Ersan Ozer, an icon of the Turkish Internet start-up ecosystem since 1999, says he has never been hopeless about his companies, however. “If you work in an unstable economy like Turkey, you experience crises… The sole focus in such periods should be surviving. Nothing else.”

Ozer’s comment may be realistic, but even if entrepreneurs know how to survive in down-periods of emerging economies, it weakens their ability to compete in a global market. This is one of the key reasons why we see very few examples of world-class success stories from emerging markets. Chaotic conditions allow entrepreneurs to make only short-term strategies.

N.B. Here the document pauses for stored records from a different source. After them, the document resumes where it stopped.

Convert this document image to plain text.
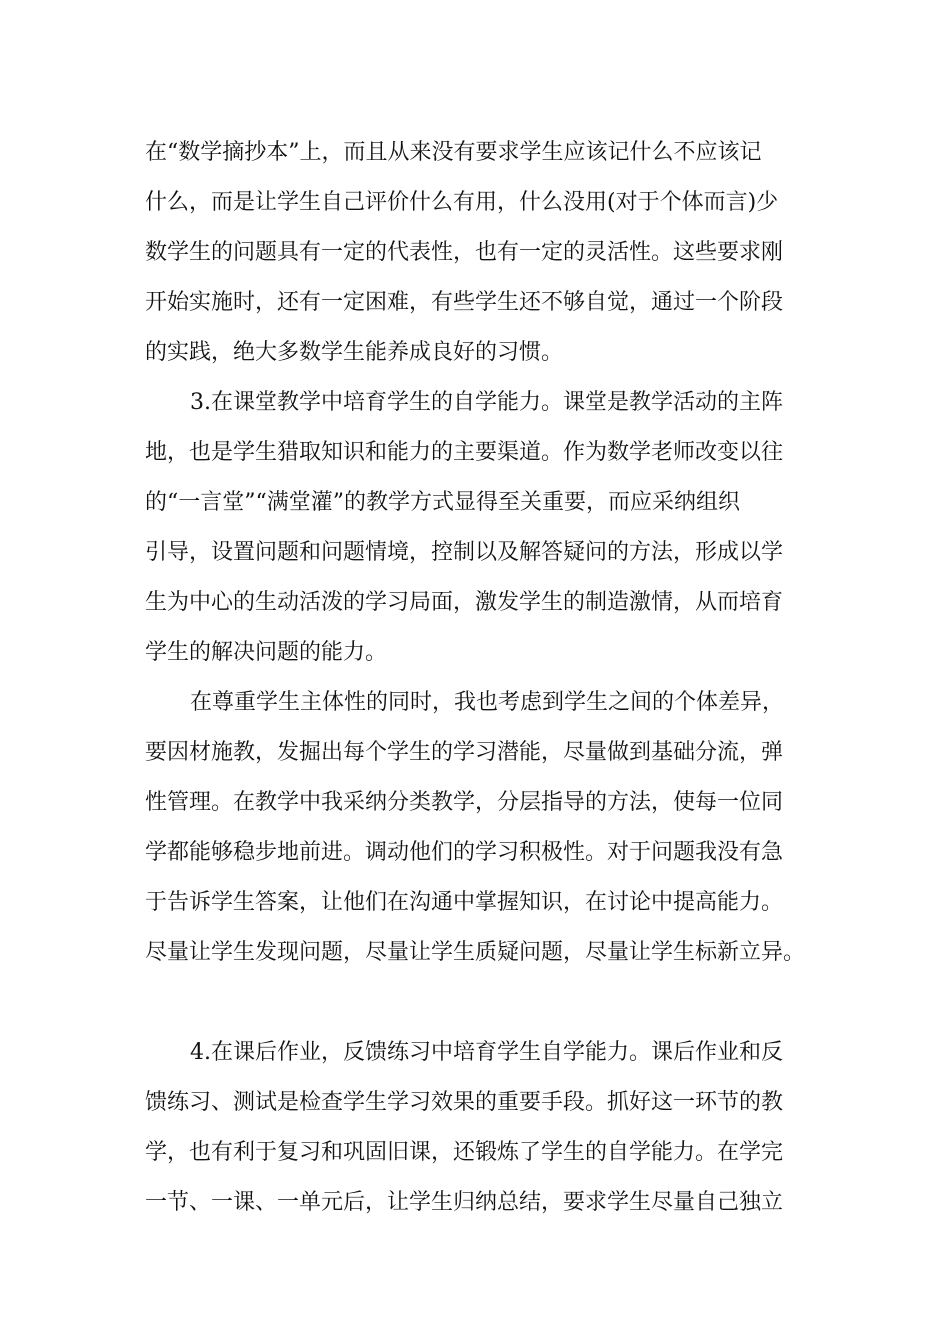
在“数学摘抄本”上，而且从来没有要求学生应该记什么不应该记
什么，而是让学生自己评价什么有用，什么没用(对于个体而言)少
数学生的问题具有一定的代表性，也有一定的灵活性。这些要求刚
开始实施时，还有一定困难，有些学生还不够自觉，通过一个阶段
的实践，绝大多数学生能养成良好的习惯。
3.在课堂教学中培育学生的自学能力。课堂是教学活动的主阵
地，也是学生猎取知识和能力的主要渠道。作为数学老师改变以往
的“一言堂”“满堂灌”的教学方式显得至关重要，而应采纳组织
引导，设置问题和问题情境，控制以及解答疑问的方法，形成以学
生为中心的生动活泼的学习局面，激发学生的制造激情，从而培育
学生的解决问题的能力。
在尊重学生主体性的同时，我也考虑到学生之间的个体差异，
要因材施教，发掘出每个学生的学习潜能，尽量做到基础分流，弹
性管理。在教学中我采纳分类教学，分层指导的方法，使每一位同
学都能够稳步地前进。调动他们的学习积极性。对于问题我没有急
于告诉学生答案，让他们在沟通中掌握知识，在讨论中提高能力。
尽量让学生发现问题，尽量让学生质疑问题，尽量让学生标新立异。
4.在课后作业，反馈练习中培育学生自学能力。课后作业和反
馈练习、测试是检查学生学习效果的重要手段。抓好这一环节的教
学，也有利于复习和巩固旧课，还锻炼了学生的自学能力。在学完
一节、一课、一单元后，让学生归纳总结，要求学生尽量自己独立
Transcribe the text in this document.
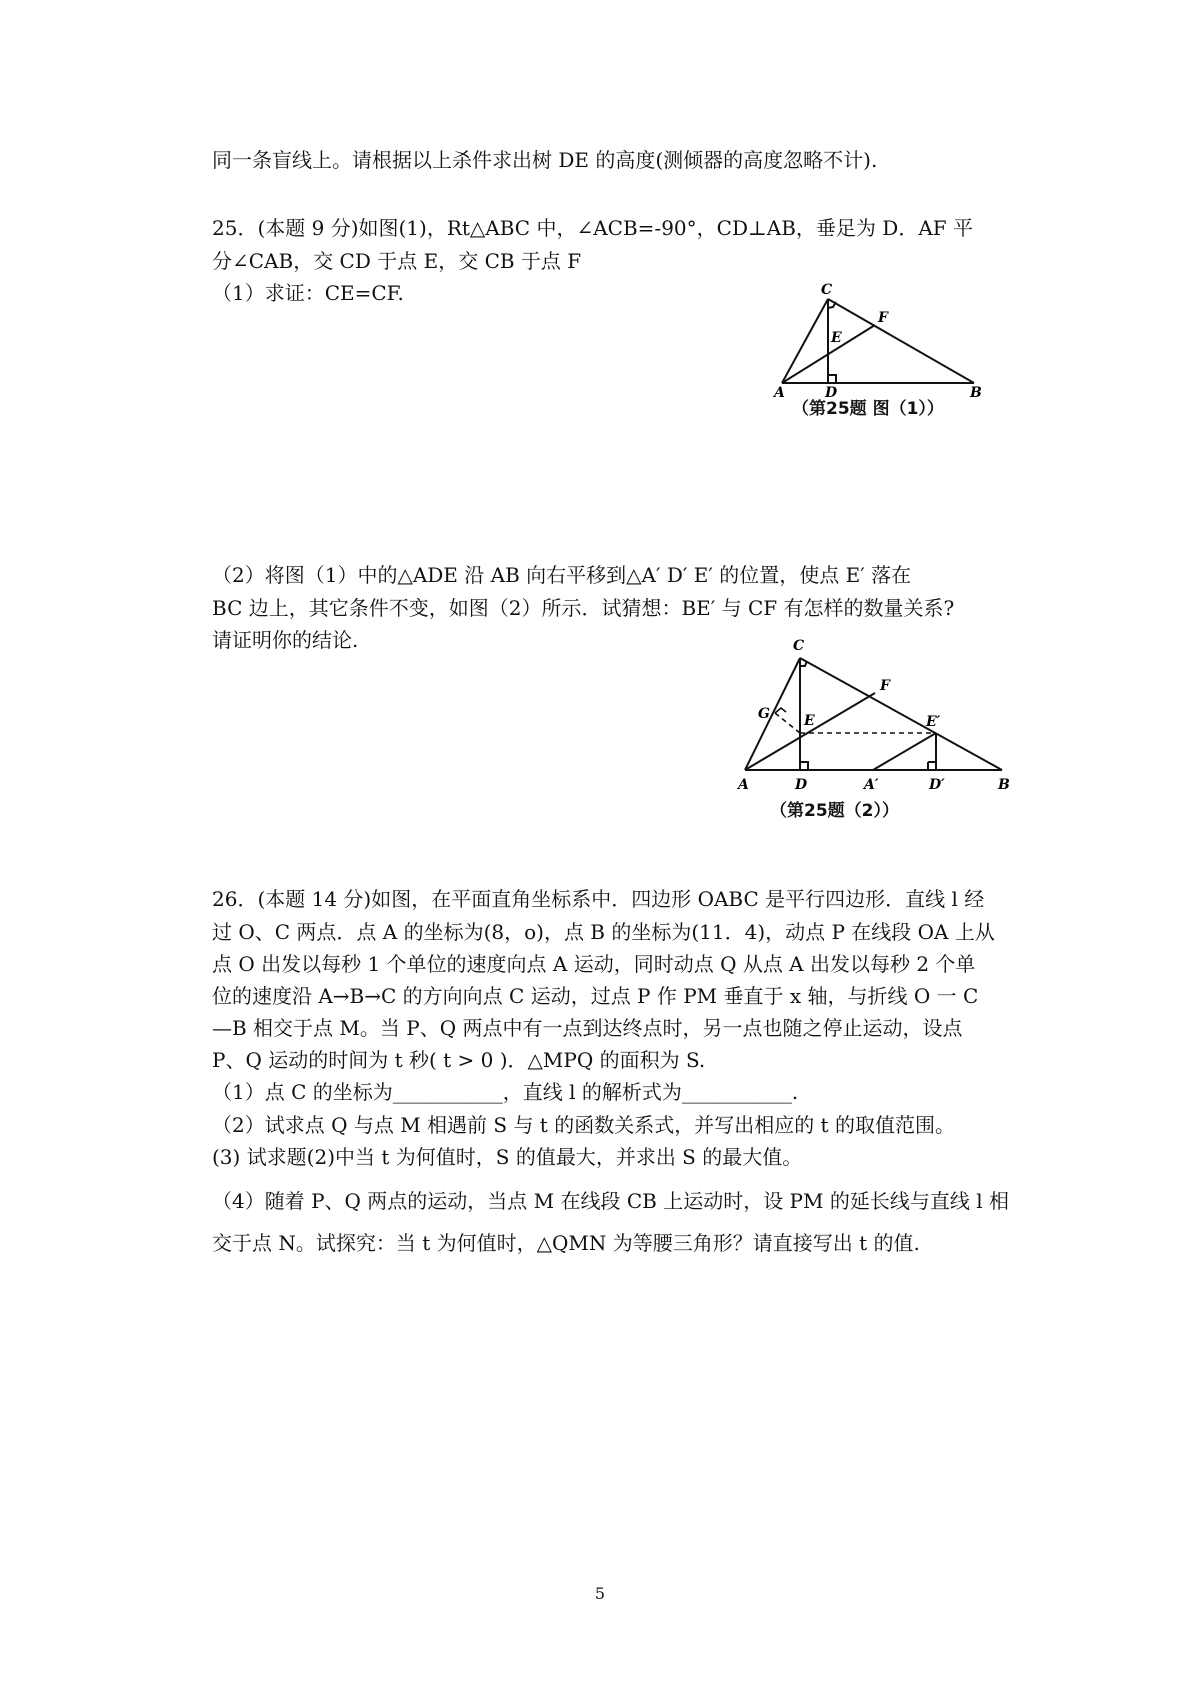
同一条盲线上。请根据以上杀件求出树 DE 的高度(测倾器的高度忽略不计).
25．(本题 9 分)如图(1)，Rt△ABC 中，∠ACB=-90°，CD⊥AB，垂足为 D．AF 平
分∠CAB，交 CD 于点 E，交 CB 于点 F
（1）求证：CE=CF.
（2）将图（1）中的△ADE 沿 AB 向右平移到△A′ D′ E′ 的位置，使点 E′ 落在
BC 边上，其它条件不变，如图（2）所示．试猜想：BE′ 与 CF 有怎样的数量关系?
请证明你的结论.
26．(本题 14 分)如图，在平面直角坐标系中．四边形 OABC 是平行四边形．直线 l 经
过 O、C 两点．点 A 的坐标为(8，o)，点 B 的坐标为(11．4)，动点 P 在线段 OA 上从
点 O 出发以每秒 1 个单位的速度向点 A 运动，同时动点 Q 从点 A 出发以每秒 2 个单
位的速度沿 A→B→C 的方向向点 C 运动，过点 P 作 PM 垂直于 x 轴，与折线 O 一 C
—B 相交于点 M。当 P、Q 两点中有一点到达终点时，另一点也随之停止运动，设点
P、Q 运动的时间为 t 秒( t > 0 )．△MPQ 的面积为 S.
（1）点 C 的坐标为___________，直线 l 的解析式为___________.
（2）试求点 Q 与点 M 相遇前 S 与 t 的函数关系式，并写出相应的 t 的取值范围。
(3) 试求题(2)中当 t 为何值时，S 的值最大，并求出 S 的最大值。
（4）随着 P、Q 两点的运动，当点 M 在线段 CB 上运动时，设 PM 的延长线与直线 l 相
交于点 N。试探究：当 t 为何值时，△QMN 为等腰三角形？请直接写出 t 的值.
C
F
E
A	D	B
（第25题 图（1））
C
F
G E	E′
A	D	A′	D′	B
（第25题（2））
5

Pamir Gelenbe from Hummingbird Ventures, a venture capital firm based in Antwerp that has investments in Turkey, advises entrepreneurs to focus on only the next two year stretch. “It’s important for Turkish entrepreneurs to buckle up and make sure they are funded for the next 24 months, as I don't expect too much inward investment activity for the next two years.”

Cem Sertoglu, parter at Earlybird Digital East Fund (EDEF), an early stage venture capital firm focused on Central and Eastern Europe and Turkey, says that the firm remains committed to and excited about investment opportunities in Turkey, despite the recent political turmoil.

Whether optimism or pessimism pervades among the country’s investors, it’s clear that the recent troubles have brought entrepreneurs in Turkey back to a reality that many of their peers in emerging markets face; they are forced to focus on solving market-specific problems and developing short-term strategies to survive. Being a successful entrepreneur in this environment requires knowing how to handle troughs.

In the end, what happened since August in the Turkish economy may not make a large difference for entrepreneurs in terms of their mindset. The only issue is the time lost on the way to becoming global players. They dream for the days when they can spend most of their energy on their work like their counterparts in the developed world.